Declines in retail property values have pushed up loan-to-value ratios — a key risk metric — on Intu’s extensive debt. The company maintains it has “significant” headroom before it hits loan-to-value ceilings agreed with lenders, which would place it officially in default.

But even below those limits, Intu could lose operating control of some shopping centres if property values fell far enough, according to company documents. Meanwhile some £3.7bn of debt, much of it secured against individual assets, will need refinancing by the end of 2024.

“The company is in a very deep hole . . . the longer it waits to take corrective action, the fewer options it will have,” said Robert Duncan, an analyst at Numis.

Intu in its current form dates from 2010 when it demerged from Liberty, then acquired Manchester’s Trafford Centre from Peel Group, the Manchester-based conglomerate founded by billionaire John Whittaker. The deal in exchange for shares made Peel one of Intu’s largest investors, while Mr Whittaker himself is another.

In the past 18 months there have been two failed takeover approaches for the property group — last year’s attempt by Peel, Saudi investors and Canada’s Brookfield to take the company private for 210.4p per share, and an earlier all-share offer from rival Hammerson, worth an even higher 253.9p.

Since then, Intu’s situation has worsened. It scrapped its dividend, and at the start of this month its share price was trading at 76.9p, a 76 per cent discount to net asset value, according to RBC Capital Markets.

The company wants to sell stakes in shopping centres to cut its borrowing; an auction process is under way for stakes in two of its Spanish properties.

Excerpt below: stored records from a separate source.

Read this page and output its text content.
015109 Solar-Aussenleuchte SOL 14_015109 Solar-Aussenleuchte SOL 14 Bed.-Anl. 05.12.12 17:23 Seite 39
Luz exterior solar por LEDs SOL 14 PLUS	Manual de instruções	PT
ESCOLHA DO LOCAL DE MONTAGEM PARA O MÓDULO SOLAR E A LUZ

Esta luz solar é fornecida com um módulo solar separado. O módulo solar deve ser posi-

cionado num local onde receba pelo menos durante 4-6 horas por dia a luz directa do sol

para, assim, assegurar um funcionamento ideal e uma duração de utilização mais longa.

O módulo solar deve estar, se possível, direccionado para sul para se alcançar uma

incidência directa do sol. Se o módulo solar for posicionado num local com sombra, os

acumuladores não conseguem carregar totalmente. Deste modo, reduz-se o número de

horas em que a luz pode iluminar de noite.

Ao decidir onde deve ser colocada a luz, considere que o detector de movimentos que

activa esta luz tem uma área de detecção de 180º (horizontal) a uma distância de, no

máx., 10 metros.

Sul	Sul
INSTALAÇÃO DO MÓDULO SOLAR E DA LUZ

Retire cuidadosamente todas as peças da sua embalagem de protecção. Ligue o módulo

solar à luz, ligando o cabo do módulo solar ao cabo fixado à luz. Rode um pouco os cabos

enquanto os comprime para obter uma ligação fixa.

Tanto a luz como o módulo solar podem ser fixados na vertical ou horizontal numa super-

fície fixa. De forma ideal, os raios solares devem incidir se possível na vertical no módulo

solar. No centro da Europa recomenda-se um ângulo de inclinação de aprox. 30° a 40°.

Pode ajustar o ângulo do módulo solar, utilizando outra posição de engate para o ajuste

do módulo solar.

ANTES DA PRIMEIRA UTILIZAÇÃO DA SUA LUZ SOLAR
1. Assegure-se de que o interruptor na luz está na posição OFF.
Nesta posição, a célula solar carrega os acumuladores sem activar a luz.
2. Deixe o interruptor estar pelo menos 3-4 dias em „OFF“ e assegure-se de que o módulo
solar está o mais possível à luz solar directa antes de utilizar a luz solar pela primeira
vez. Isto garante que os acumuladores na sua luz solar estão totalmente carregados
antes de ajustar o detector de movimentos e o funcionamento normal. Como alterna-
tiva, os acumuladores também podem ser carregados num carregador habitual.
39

However, any sales or refinancings of UK shopping centres, which make up most of Intu’s portfolio, would take place in a nervous market. Banks and investors are cutting retail property exposure. Sales of shopping centres have hit record lows and the cost of retail property debt is rising.

Kuwaiti investors bought half of Intu’s Derby shopping centre this year, but secured a structured deal giving them preferential access to its income.

Matthew Roberts, who took over as Intu’s chief executive in April, nonetheless said the quality of the company’s portfolio of large regional shopping centres meant he had “some good cards to play”.

“I’m very happy with what I have inherited from a bricks-and-mortar point of view,” he said.

Jonathan De Mello, head of retail consultancy at Harper Dennis Hobbs, agreed that Intu had “good malls in strong locations . . . though there is a divergence between the strongest, like the Trafford Centre, and some of the others.”

Footfall across Intu’s portfolio in the first quarter was down 0.2 per cent, a much narrower fall than the national decline of 2.1 per cent. But shopping centres are having to work hard to stay relevant. At Lakeside, a £72m extension will include a Nickelodeon family entertainment centre. A Travelodge hotel opened there in 2017, and Intu wants to build more than 1,000 homes on the site.

Landlords also want to create “experiences” that will lure shoppers into malls, while turning retail destinations into more fashionable mixed-use sites.

Among Intu’s reasons for opposing the Arcadia CVA was the likely backlash from other tenants still paying full rents. Mr De Mello said Intu had “aggressively” driven up rents across its portfolio in recent years.

Mr Roberts will update the market on the company’s strategy at the end of this month. He is consulting with tenants and offering staff extra mental health support amid the sector’s turmoil.

Back at Lakeside, Ms Westpfel remained unconvinced. She was frustrated by the inability to “filter” clothes in a store, as you would online, and did not know if her day out at the mall would result in any purchases. What would persuade her to buy? With a shrug, she suggests: “More discounts.”